A trip to the Bureau of Motor Vehicles usually involves waiting in line, but Ohioans on Tuesday waited hours as their local BMV offices reopened for the first time after the coronavirus shutdown.
Ohio Gov. Mike DeWine ordered BMVs closed in March and many Ohioans’ driver’s license or ID cards have expired in that time.

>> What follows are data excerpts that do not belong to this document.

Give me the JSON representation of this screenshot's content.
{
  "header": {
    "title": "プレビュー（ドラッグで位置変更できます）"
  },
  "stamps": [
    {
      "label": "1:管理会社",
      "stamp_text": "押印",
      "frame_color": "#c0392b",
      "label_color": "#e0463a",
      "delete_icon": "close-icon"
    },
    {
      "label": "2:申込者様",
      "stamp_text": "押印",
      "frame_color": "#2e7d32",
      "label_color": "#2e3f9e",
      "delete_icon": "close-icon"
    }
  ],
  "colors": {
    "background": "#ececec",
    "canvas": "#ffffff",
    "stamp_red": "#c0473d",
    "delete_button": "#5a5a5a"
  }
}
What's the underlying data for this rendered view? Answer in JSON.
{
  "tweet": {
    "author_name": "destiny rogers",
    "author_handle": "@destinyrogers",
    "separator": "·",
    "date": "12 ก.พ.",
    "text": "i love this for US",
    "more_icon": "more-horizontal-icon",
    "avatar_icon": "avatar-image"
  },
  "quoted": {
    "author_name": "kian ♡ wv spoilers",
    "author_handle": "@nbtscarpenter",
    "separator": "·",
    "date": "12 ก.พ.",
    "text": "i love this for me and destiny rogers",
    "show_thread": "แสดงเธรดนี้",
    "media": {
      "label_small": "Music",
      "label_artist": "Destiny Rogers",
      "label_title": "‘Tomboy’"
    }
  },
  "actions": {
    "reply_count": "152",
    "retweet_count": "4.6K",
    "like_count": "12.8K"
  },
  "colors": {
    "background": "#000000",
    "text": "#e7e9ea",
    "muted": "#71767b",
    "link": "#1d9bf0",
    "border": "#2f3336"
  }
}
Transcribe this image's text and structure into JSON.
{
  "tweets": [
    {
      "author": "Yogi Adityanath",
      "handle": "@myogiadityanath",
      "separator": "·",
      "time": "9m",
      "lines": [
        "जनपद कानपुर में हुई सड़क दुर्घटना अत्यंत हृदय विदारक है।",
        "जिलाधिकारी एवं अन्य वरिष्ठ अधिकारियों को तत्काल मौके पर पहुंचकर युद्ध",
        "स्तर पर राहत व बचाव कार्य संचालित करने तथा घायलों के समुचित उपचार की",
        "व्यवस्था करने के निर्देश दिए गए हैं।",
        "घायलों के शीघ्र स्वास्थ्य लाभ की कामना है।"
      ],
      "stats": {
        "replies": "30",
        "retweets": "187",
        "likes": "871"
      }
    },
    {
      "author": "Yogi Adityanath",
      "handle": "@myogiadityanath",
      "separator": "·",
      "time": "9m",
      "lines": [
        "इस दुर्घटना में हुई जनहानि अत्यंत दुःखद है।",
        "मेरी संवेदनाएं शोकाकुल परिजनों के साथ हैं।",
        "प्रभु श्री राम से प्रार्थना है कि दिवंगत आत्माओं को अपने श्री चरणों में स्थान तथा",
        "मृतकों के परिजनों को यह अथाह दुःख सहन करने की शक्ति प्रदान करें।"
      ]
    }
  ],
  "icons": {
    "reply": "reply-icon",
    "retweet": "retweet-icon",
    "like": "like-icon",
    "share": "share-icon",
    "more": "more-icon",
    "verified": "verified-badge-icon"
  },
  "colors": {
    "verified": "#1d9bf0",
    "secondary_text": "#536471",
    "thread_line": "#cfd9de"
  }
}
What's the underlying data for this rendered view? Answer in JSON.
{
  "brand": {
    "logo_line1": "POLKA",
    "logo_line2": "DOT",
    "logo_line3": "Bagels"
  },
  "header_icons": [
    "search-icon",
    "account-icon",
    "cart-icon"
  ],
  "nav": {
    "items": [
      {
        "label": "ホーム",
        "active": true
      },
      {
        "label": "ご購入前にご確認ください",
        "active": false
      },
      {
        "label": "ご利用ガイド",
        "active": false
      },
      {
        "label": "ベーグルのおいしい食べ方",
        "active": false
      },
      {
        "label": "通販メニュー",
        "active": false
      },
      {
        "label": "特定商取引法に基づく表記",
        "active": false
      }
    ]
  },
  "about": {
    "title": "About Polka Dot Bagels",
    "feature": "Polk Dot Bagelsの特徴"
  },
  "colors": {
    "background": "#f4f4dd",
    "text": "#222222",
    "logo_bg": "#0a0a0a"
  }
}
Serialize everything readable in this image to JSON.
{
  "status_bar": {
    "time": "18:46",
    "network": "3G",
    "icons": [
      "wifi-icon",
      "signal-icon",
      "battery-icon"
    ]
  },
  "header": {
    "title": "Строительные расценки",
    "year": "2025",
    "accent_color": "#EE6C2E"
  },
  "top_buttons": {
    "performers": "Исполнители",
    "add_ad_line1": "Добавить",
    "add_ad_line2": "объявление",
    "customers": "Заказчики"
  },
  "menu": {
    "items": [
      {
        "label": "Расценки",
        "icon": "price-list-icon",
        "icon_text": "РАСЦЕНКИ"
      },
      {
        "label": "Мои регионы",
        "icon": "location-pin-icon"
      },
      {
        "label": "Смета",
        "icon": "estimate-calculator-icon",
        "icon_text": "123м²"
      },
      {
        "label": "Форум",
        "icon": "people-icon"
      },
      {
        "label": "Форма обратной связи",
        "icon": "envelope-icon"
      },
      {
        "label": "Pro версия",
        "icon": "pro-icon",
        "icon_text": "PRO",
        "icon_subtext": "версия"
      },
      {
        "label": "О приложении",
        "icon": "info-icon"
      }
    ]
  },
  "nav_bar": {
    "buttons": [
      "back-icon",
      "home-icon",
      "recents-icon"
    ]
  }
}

For people who had driver's license or ID car expire after March 9, the expiration date has automatically been extended until 90 days after Ohio's state of emergency ends or Dec. 1, 2020, whichever comes first, according to the Ohio BMV.
“You don’t have to rush to a location,” said Ohio BMV spokeswoman Lindsey Bohrer. “People have an extension through the end of the pandemic.”
Bohrer said the Ohio Legislature passed House Bill 197, which allows Ohioans to have the extension on their expired license or ID card.
Drivers can get temporary tags, renew or replace license plates and check their vehicle’s registration status online, Bohrer said.
The website to do that is oplates.com. On the main page of the Ohio BMV website, there is also an interactive checklist that people can use to determine if they need to make an in-person trip to the BMV or not.
Bohrer encouraged those who must go to the BMV to get in line via an online appointment maker. On Tuesday, the online appointment maker went down amidst long lines.
The BMV in Moraine had a line before it opened at 8 a.m. today.
Ashley Thompson said she waited in line at the BMV in Moraine for about 30 minutes. After going through the line, she was told she then had to wait to get a text message to get what she originally came to the BMV for on Tuesday morning.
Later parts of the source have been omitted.